We inquired further: Are there Brazilian interests at stake? Are there political, business, or ideological sectors in Brazil interested in preserving Bolivia within a specific geopolitical orbit? Are there indirect channels of support? Are there foundations, intermediaries, private operators, or front entities financing political mobilization outside the country? Does the Brazilian government have any involvement, even informal, in this environment? Or is it simply a matter of ideological convergence without direct funding?


What is known is that the Bolivian crisis is occurring at a sensitive moment for all of Latin America. The continental left is facing profound wear and tear. Its discourse of social justice increasingly coexists with practical results of impoverishment, state capture, inflation, dependence on subsidies, institutional erosion, and hostility towards free enterprise. When it loses votes, it tends to resort to street protests. When it loses control of the state, it tries to make the country ungovernable. When it loses the narrative, it accuses its opponent of destroying popular rights.


Bolivia may be demonstrating a pattern that is of direct interest to Brazil.


If a right-wing government wins in Brazil and attempts to implement structural reforms, reduce the size of the state, review subsidies, privatize, open the economy, and confront public or union corporations, it is reasonable to imagine a similar terrorist reaction, likely financed with foreign capital. Blockades, occupations, political strikes, coordinated judicialization, international pressure, disinformation campaigns, accusations of authoritarianism, and attempts to undermine the government before it produces results.

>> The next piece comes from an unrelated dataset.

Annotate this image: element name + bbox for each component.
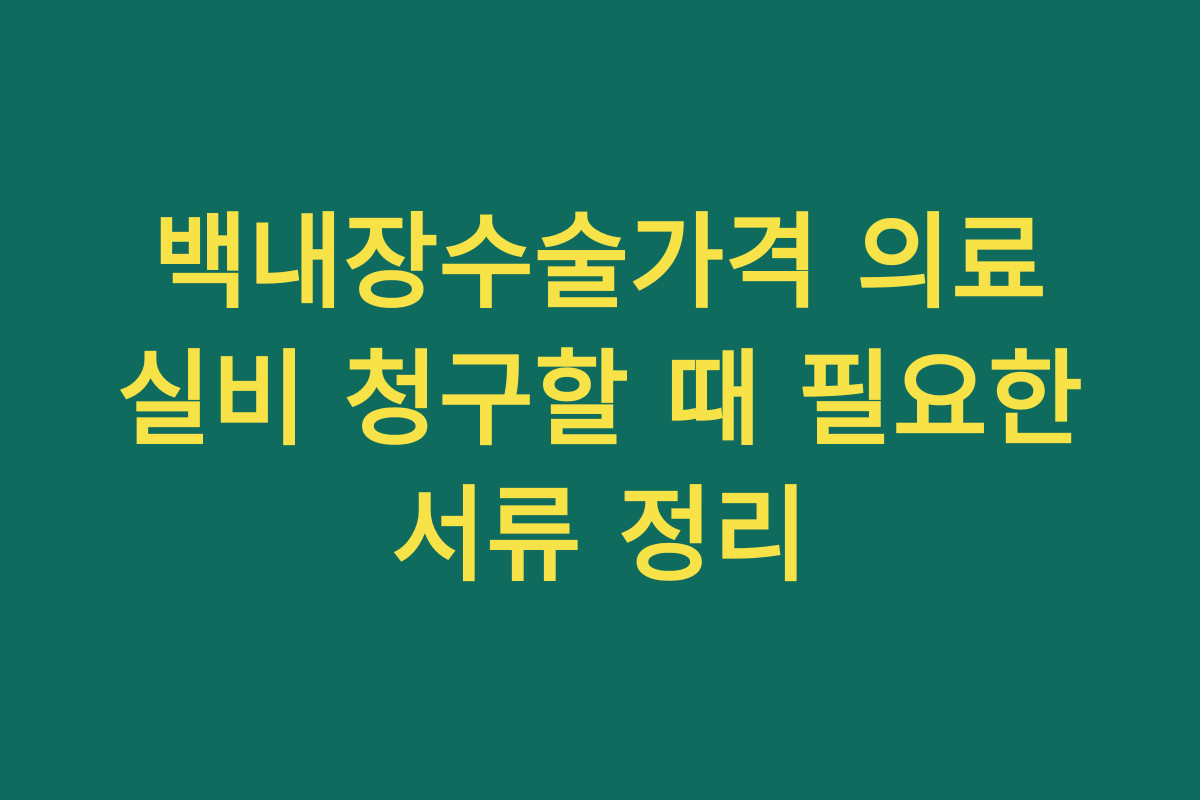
page-title: 백내장수술가격 의료 실비 청구할 때 필요한 서류 정리 [93, 195, 1107, 606]
title-block: 백내장수술가격 의료 실비 청구할 때 필요한 서류 정리 [85, 195, 1115, 606]
thumbnail-card: 백내장수술가격 의료 실비 청구할 때 필요한 서류 정리 [0, 0, 1200, 800]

The Bolivian experience, therefore, is not just Bolivian. It is a warning.


The problem is not the right to protest. The problem lies in turning protest into a weapon of institutional sabotage and holding the productive sector hostage to war. Democracy is not just the right to take to the streets. It is also the duty to respect the results of the polls, the authority of the elected government, and the legal mechanisms of opposition. When organized movements attempt to replace elections with collective intimidation, they cease to act as democratic actors and begin to operate as a coercive force.


The final question is the most uncomfortable: is what is happening in Bolivia a spontaneous social upheaval or a rehearsal for a power grab through extra-institutional means?


The answer still depends on proof. But the sequence of events justifies suspicion, surveillance, and investigation. The repeal of the law that allegedly sparked the protests did not pacify the country. The demands broadened. The president's resignation became the rallying cry. Organized groups maintained pressure on strategic infrastructure. The crisis ceased to be merely agrarian; it became political.


And when a specific agenda quickly transforms into a demand for the overthrow of a government, the question ceases to be "what is the demand?" and becomes "what is the power project behind it?".


Bolivia may be facing its best opportunity in decades to break with the cycle of statism, managed poverty, and union capture of the state. But precisely for this reason, it faces resistance. No power system consolidated over so many years disappears without a reaction. And, in Latin America, the reaction rarely limits itself to parliamentary debate.


It's an ongoing battle, but we have faith that the productive sector will prosper and the narco-leftist disease will be cured.